As to the 7,926 boxes of ordnance materials, as shown by the tally sheets, they contained among other things magazine accessories for carbines garands, grease guns, Thompsons; brush bore; staff cleaning rods; assorted spare parts for carbines, garands, grease guns; stock buts; sight launcher grenade; oil accessory for Cal. .30 M-I, etc., articles, which were purely combat materials; and as to the 20 radial engines which were used for tanks, we are convinced that they can be considered war materials. We also reproduce pertinent portions of the decision of the Auditor General on this same point:
The term "combat materials" as used in the aforestated conditions and in the Sales Invoice (Exhibit "T") was given a definite meaning. It was deemed to include military weapons, gun parts and accessories'. Guided by this concept, a perusal of the list submitted (Annex B-3) by the claimant describing the ordinance items withdrawn by the AFP, would readily show that said items fall within the category of combat materials excluded from the sale. Likewise, the radial engines in question would fall within the purview of combat contemplated in the contract of sale since as represented by the AFP, and this has not been impugned by the claimant, they are spare parts of tanks. One can hardly doubt that a tank is a military weapon.

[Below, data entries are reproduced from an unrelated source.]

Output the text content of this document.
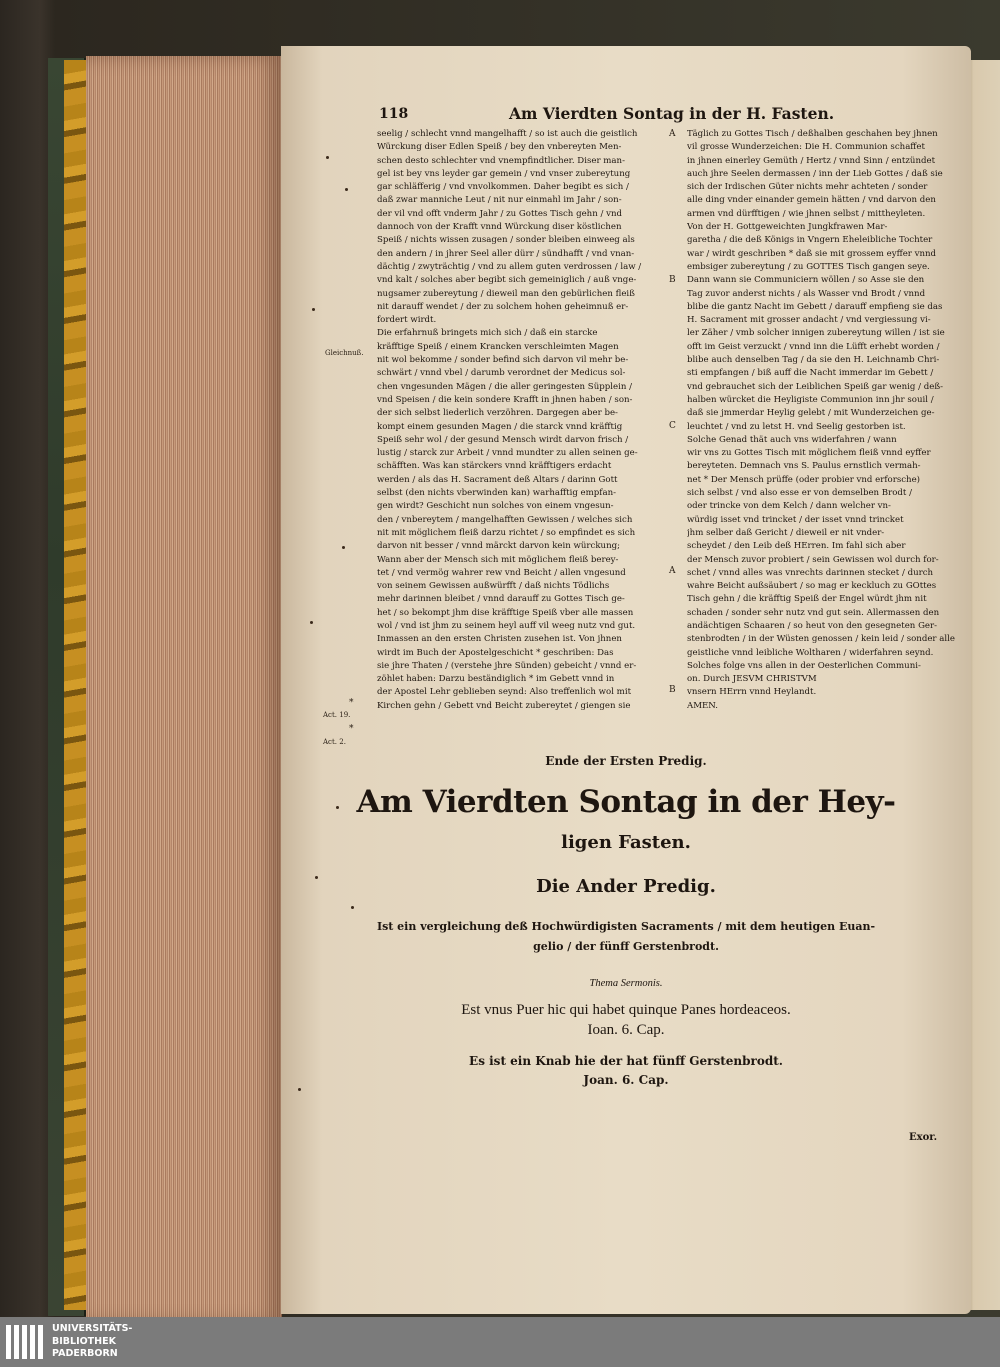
118	Am Vierdten Sontag in der H. Fasten.
seelig / schlecht vnnd mangelhafft / so ist auch die geistlich
Würckung diser Edlen Speiß / bey den vnbereyten Men-
schen desto schlechter vnd vnempfindtlicher. Diser man-
gel ist bey vns leyder gar gemein / vnd vnser zubereytung
gar schläfferig / vnd vnvolkommen. Daher begibt es sich /
daß zwar manniche Leut / nit nur einmahl im Jahr / son-
der vil vnd offt vnderm Jahr / zu Gottes Tisch gehn / vnd
dannoch von der Krafft vnnd Würckung diser köstlichen
Speiß / nichts wissen zusagen / sonder bleiben einweeg als
den andern / in jhrer Seel aller dürr / sündhafft / vnd vnan-
dächtig / zwyträchtig / vnd zu allem guten verdrossen / law /
vnd kalt / solches aber begibt sich gemeiniglich / auß vnge-
nugsamer zubereytung / dieweil man den gebürlichen fleiß
nit darauff wendet / der zu solchem hohen geheimnuß er-
fordert wirdt.
Die erfahrnuß bringets mich sich / daß ein starcke
kräfftige Speiß / einem Krancken verschleimten Magen
nit wol bekomme / sonder befind sich darvon vil mehr be-
schwärt / vnnd vbel / darumb verordnet der Medicus sol-
chen vngesunden Mägen / die aller geringesten Süpplein /
vnd Speisen / die kein sondere Krafft in jhnen haben / son-
der sich selbst liederlich verzöhren. Dargegen aber be-
kompt einem gesunden Magen / die starck vnnd kräfftig
Speiß sehr wol / der gesund Mensch wirdt darvon frisch /
lustig / starck zur Arbeit / vnnd mundter zu allen seinen ge-
schäfften. Was kan stärckers vnnd kräfftigers erdacht
werden / als das H. Sacrament deß Altars / darinn Gott
selbst (den nichts vberwinden kan) warhafftig empfan-
gen wirdt? Geschicht nun solches von einem vngesun-
den / vnbereytem / mangelhafften Gewissen / welches sich
nit mit möglichem fleiß darzu richtet / so empfindet es sich
darvon nit besser / vnnd märckt darvon kein würckung;
Wann aber der Mensch sich mit möglichem fleiß berey-
tet / vnd vermög wahrer rew vnd Beicht / allen vngesund
von seinem Gewissen außwürfft / daß nichts Tödlichs
mehr darinnen bleibet / vnnd darauff zu Gottes Tisch ge-
het / so bekompt jhm dise kräfftige Speiß vber alle massen
wol / vnd ist jhm zu seinem heyl auff vil weeg nutz vnd gut.
Inmassen an den ersten Christen zusehen ist. Von jhnen
wirdt im Buch der Apostelgeschicht * geschriben: Das
sie jhre Thaten / (verstehe jhre Sünden) gebeicht / vnnd er-
zöhlet haben: Darzu beständiglich * im Gebett vnnd in
der Apostel Lehr geblieben seynd: Also treffenlich wol mit
Kirchen gehn / Gebett vnd Beicht zubereytet / giengen sie
Täglich zu Gottes Tisch / deßhalben geschahen bey jhnen
vil grosse Wunderzeichen: Die H. Communion schaffet
in jhnen einerley Gemüth / Hertz / vnnd Sinn / entzündet
auch jhre Seelen dermassen / inn der Lieb Gottes / daß sie
sich der Irdischen Güter nichts mehr achteten / sonder
alle ding vnder einander gemein hätten / vnd darvon den
armen vnd dürfftigen / wie jhnen selbst / mittheyleten.
Von der H. Gottgeweichten Jungkfrawen Mar-
garetha / die deß Königs in Vngern Eheleibliche Tochter
war / wirdt geschriben * daß sie mit grossem eyffer vnnd
embsiger zubereytung / zu GOTTES Tisch gangen seye.
Dann wann sie Communiciern wöllen / so Asse sie den
Tag zuvor anderst nichts / als Wasser vnd Brodt / vnnd
blibe die gantz Nacht im Gebett / darauff empfieng sie das
H. Sacrament mit grosser andacht / vnd vergiessung vi-
ler Zäher / vmb solcher innigen zubereytung willen / ist sie
offt im Geist verzuckt / vnnd inn die Lüfft erhebt worden /
blibe auch denselben Tag / da sie den H. Leichnamb Chri-
sti empfangen / biß auff die Nacht immerdar im Gebett /
vnd gebrauchet sich der Leiblichen Speiß gar wenig / deß-
halben würcket die Heyligiste Communion inn jhr souil /
daß sie jmmerdar Heylig gelebt / mit Wunderzeichen ge-
leuchtet / vnd zu letst H. vnd Seelig gestorben ist.
Solche Genad thät auch vns widerfahren / wann
wir vns zu Gottes Tisch mit möglichem fleiß vnnd eyffer
bereyteten. Demnach vns S. Paulus ernstlich vermah-
net * Der Mensch prüffe (oder probier vnd erforsche)
sich selbst / vnd also esse er von demselben Brodt /
oder trincke von dem Kelch / dann welcher vn-
würdig isset vnd trincket / der isset vnnd trincket
jhm selber daß Gericht / dieweil er nit vnder-
scheydet / den Leib deß HErren. Im fahl sich aber
der Mensch zuvor probiert / sein Gewissen wol durch for-
schet / vnnd alles was vnrechts darinnen stecket / durch
wahre Beicht außsäubert / so mag er keckluch zu GOttes
Tisch gehn / die kräfftig Speiß der Engel würdt jhm nit
schaden / sonder sehr nutz vnd gut sein. Allermassen den
andächtigen Schaaren / so heut von den gesegneten Ger-
stenbrodten / in der Wüsten genossen / kein leid / sonder alle
geistliche vnnd leibliche Woltharen / widerfahren seynd.
Solches folge vns allen in der Oesterlichen Communi-
on. Durch JESVM CHRISTVM
vnsern HErrn vnnd Heylandt.
AMEN.
A
B
C
A
B
Gleichnuß.
*
Act. 19.
*
Act. 2.
Ende der Ersten Predig.
Am Vierdten Sontag in der Hey-
ligen Fasten.
Die Ander Predig.
Ist ein vergleichung deß Hochwürdigisten Sacraments / mit dem heutigen Euan-
gelio / der fünff Gerstenbrodt.
Thema Sermonis.
Est vnus Puer hic qui habet quinque Panes hordeaceos.
Ioan. 6. Cap.
Es ist ein Knab hie der hat fünff Gerstenbrodt.
Joan. 6. Cap.
Exor.
UNIVERSITÄTS-
BIBLIOTHEK
PADERBORN
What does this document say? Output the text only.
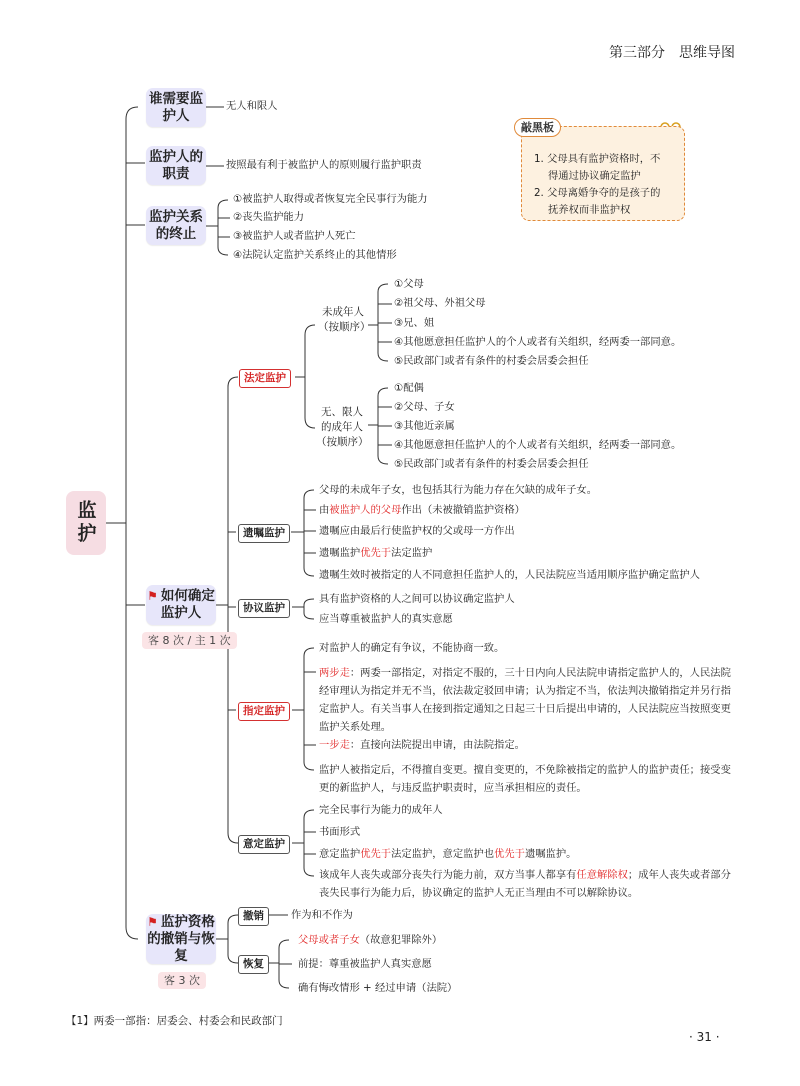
第三部分 思维导图
监护
谁需要监护人
无人和限人
监护人的职责
按照最有利于被监护人的原则履行监护职责
监护关系的终止
①被监护人取得或者恢复完全民事行为能力
②丧失监护能力
③被监护人或者监护人死亡
④法院认定监护关系终止的其他情形
敲黑板
1. 父母具有监护资格时，不
得通过协议确定监护
2. 父母离婚争夺的是孩子的
抚养权而非监护权
⚑ 如何确定监护人
客 8 次 / 主 1 次
法定监护
未成年人
（按顺序）
①父母
②祖父母、外祖父母
③兄、姐
④其他愿意担任监护人的个人或者有关组织，经两委一部同意。
⑤民政部门或者有条件的村委会居委会担任
无、限人
的成年人
（按顺序）
①配偶
②父母、子女
③其他近亲属
④其他愿意担任监护人的个人或者有关组织，经两委一部同意。
⑤民政部门或者有条件的村委会居委会担任
遗嘱监护
父母的未成年子女，也包括其行为能力存在欠缺的成年子女。
由被监护人的父母作出（未被撤销监护资格）
遗嘱应由最后行使监护权的父或母一方作出
遗嘱监护优先于法定监护
遗嘱生效时被指定的人不同意担任监护人的，人民法院应当适用顺序监护确定监护人
协议监护
具有监护资格的人之间可以协议确定监护人
应当尊重被监护人的真实意愿
指定监护
对监护人的确定有争议，不能协商一致。
两步走：两委一部指定，对指定不服的，三十日内向人民法院申请指定监护人的，人民法院经审理认为指定并无不当，依法裁定驳回申请；认为指定不当，依法判决撤销指定并另行指定监护人。有关当事人在接到指定通知之日起三十日后提出申请的，人民法院应当按照变更监护关系处理。
一步走：直接向法院提出申请，由法院指定。
监护人被指定后，不得擅自变更。擅自变更的，不免除被指定的监护人的监护责任；接受变更的新监护人，与违反监护职责时，应当承担相应的责任。
意定监护
完全民事行为能力的成年人
书面形式
意定监护优先于法定监护，意定监护也优先于遗嘱监护。
该成年人丧失或部分丧失行为能力前，双方当事人都享有任意解除权；成年人丧失或者部分丧失民事行为能力后，协议确定的监护人无正当理由不可以解除协议。
⚑ 监护资格的撤销与恢复
客 3 次
撤销	作为和不作为
恢复
父母或者子女（故意犯罪除外）
前提：尊重被监护人真实意愿
确有悔改情形 + 经过申请（法院）
【1】两委一部指：居委会、村委会和民政部门
· 31 ·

The claimant seems to rely on the information given to this Office of Senator Zulueta, former Chairman of the Surplus Property Commission, to the effect that combat materials are classified into essentially combat materials and non-essentially combat materials and that what has been reserved for the AFP are only essentially combat materials (t.s.n. Conference on April 17, 1956, pp. 9-11). With all due respect to the Senator, and without necessarily holding that the materials in question are "non-essentially combat materials". We cannot apply this classification to the instant case. Apart from the fact that such classification is only his personal opinion-it is not backed up by the authorities nor by existing rules and regulations of the Surplus Property Commission, at the time-the stipulations in the award of sale and in the sale invoice of what are deemed included in the phrase "combat materials" are quite clear and need no further interpretation.
In view of the foregoing, the appealed decision of the Auditor General is hereby affirmed, with costs.
Paras, C.J., Reyes, A., Labrador, Concepcion and Endencia, JJ., concur.